Bir transponder'e daha fazla kanal sığdırabilmek için, yayın masasında "statmux" denilen bir uygulama kullanılıyor.
Statmux uygulaması, uyduya stream edilen video'nun yoğunluğunu ölçerek, her bir kanala yetecek kadar boru çapı genişliği açıyor.
Kanallara ait video için yeteri kadar boru çapı temin edemediğinde de, statmux uygulması video'ların yoğunluğu düşürerek, akan video'nun borudan geçmesini sağlıyor.
İşte, video yoğunluğunun düşmesi demek, yayında kalite kaybının düşmesi demektir. Yani herşey yayıncının yayın masasında görevli elemanın elindedir.
Malum uydudan frekans kiralama pahalı olunca, yayıncılar uyduya çıkardıkları video'nun kalitesini, daha çok kanal sığdırabilmek için, bilerek düşürmektedir.
Aynı işlem, gereklilik ve zaruretler, IPTV üzerinden stream edilen video'lar için de geçerlidir.
Yine aynı işlem, gereklilik ve zaruretler, dijital kablo ve dijital karasal yayınlar üzerinden stream edilen video'lar için de geçerlidir.
Yani video'lar nereden stream edilirse edilsin, herşey yayıncının elindedir.

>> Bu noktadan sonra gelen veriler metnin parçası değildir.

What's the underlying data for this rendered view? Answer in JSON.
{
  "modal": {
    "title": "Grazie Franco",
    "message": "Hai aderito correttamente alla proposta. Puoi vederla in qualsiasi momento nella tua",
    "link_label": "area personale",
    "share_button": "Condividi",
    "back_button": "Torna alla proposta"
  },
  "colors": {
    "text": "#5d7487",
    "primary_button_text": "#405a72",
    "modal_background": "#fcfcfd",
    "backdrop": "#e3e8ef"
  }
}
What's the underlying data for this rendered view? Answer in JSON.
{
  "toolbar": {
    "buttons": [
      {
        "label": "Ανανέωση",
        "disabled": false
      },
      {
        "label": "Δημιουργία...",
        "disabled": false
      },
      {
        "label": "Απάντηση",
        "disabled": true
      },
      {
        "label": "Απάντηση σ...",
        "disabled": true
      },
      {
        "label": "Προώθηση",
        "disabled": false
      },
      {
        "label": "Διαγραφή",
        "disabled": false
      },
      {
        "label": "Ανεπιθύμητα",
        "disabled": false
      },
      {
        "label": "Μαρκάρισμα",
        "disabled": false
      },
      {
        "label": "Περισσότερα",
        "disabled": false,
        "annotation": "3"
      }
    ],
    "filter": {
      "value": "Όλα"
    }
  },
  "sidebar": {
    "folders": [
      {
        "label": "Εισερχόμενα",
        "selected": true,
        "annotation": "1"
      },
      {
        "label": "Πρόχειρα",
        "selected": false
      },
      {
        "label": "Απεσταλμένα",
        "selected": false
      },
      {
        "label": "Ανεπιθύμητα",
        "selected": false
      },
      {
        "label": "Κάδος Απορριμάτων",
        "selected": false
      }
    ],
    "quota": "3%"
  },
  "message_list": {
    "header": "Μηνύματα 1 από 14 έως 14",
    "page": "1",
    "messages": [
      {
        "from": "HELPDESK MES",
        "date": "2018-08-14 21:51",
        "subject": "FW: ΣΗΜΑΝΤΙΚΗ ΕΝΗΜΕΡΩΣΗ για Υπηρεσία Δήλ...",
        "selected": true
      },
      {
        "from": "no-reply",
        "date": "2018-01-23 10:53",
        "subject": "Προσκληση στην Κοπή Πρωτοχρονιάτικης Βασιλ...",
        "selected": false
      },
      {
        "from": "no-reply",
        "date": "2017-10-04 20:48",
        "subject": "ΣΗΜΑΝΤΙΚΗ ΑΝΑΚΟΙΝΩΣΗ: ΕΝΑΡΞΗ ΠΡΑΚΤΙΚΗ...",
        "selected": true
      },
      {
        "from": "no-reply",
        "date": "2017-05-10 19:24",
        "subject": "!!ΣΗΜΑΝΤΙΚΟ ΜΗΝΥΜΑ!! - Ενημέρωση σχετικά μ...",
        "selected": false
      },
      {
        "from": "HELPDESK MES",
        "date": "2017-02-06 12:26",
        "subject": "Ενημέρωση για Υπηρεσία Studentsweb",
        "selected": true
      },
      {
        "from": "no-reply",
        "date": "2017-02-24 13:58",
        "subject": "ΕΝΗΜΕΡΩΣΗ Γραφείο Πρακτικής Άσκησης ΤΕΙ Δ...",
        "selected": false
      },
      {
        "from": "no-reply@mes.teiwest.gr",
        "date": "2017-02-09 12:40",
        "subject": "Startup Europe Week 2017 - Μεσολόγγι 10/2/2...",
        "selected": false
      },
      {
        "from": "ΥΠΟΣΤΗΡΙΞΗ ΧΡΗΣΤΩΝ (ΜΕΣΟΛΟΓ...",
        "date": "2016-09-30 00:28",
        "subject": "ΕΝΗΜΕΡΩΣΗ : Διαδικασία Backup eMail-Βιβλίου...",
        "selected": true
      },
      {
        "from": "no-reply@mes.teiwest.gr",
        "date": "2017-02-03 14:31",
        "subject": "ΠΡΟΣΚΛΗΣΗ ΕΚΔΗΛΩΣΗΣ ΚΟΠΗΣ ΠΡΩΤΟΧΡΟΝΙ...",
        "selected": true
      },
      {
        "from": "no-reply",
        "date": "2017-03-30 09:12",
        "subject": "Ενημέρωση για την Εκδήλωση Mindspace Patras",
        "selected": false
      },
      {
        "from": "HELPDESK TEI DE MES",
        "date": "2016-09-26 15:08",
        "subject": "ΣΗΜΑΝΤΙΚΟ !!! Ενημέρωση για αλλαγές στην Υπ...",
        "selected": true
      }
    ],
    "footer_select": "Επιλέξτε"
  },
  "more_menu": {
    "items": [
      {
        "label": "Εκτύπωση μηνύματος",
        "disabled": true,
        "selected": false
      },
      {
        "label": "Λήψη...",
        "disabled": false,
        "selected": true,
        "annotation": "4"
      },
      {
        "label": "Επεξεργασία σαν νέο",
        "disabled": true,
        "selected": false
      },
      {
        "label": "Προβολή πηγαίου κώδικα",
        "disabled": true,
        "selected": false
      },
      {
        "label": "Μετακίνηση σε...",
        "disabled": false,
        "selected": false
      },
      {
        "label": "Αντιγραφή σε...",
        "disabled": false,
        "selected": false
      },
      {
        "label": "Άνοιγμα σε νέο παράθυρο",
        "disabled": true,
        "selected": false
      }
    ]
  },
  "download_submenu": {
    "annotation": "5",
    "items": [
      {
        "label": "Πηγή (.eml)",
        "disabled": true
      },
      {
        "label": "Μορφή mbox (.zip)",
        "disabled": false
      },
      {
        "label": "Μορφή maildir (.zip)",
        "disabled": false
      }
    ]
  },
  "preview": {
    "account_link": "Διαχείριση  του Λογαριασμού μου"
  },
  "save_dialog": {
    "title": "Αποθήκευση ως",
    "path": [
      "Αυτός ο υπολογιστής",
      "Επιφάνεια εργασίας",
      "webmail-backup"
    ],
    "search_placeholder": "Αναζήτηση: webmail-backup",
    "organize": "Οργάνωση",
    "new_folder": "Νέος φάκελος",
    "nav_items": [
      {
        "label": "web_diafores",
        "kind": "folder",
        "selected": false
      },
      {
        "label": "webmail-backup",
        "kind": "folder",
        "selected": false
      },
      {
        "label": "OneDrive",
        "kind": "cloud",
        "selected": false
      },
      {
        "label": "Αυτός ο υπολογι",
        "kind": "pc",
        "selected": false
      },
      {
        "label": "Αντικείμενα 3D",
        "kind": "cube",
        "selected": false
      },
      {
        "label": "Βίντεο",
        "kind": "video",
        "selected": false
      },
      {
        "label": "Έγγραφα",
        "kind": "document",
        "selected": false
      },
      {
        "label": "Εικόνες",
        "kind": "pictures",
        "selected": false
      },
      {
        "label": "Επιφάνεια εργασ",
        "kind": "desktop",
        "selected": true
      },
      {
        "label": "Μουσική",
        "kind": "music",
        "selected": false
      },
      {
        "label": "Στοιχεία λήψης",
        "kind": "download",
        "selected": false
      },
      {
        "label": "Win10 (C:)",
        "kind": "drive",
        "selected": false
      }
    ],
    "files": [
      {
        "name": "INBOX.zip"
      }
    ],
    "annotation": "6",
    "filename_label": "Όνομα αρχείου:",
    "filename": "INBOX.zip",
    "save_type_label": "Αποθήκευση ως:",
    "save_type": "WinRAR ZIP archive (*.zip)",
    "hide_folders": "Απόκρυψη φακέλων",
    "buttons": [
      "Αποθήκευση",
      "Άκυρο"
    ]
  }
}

===============================
TV vericileri yayınlarını, öncelikle uydu çıkarmaktadır. Tabi genellikle... Yerel tv kanalları uydu kirası pahalı olduğu için, yayınlarını kendi yörelerine yapmaktadır. Uyduya yayın çıkaran yerel tv kanalları da vardır.
Aynı durum radyo yayınları için de geçerlidir.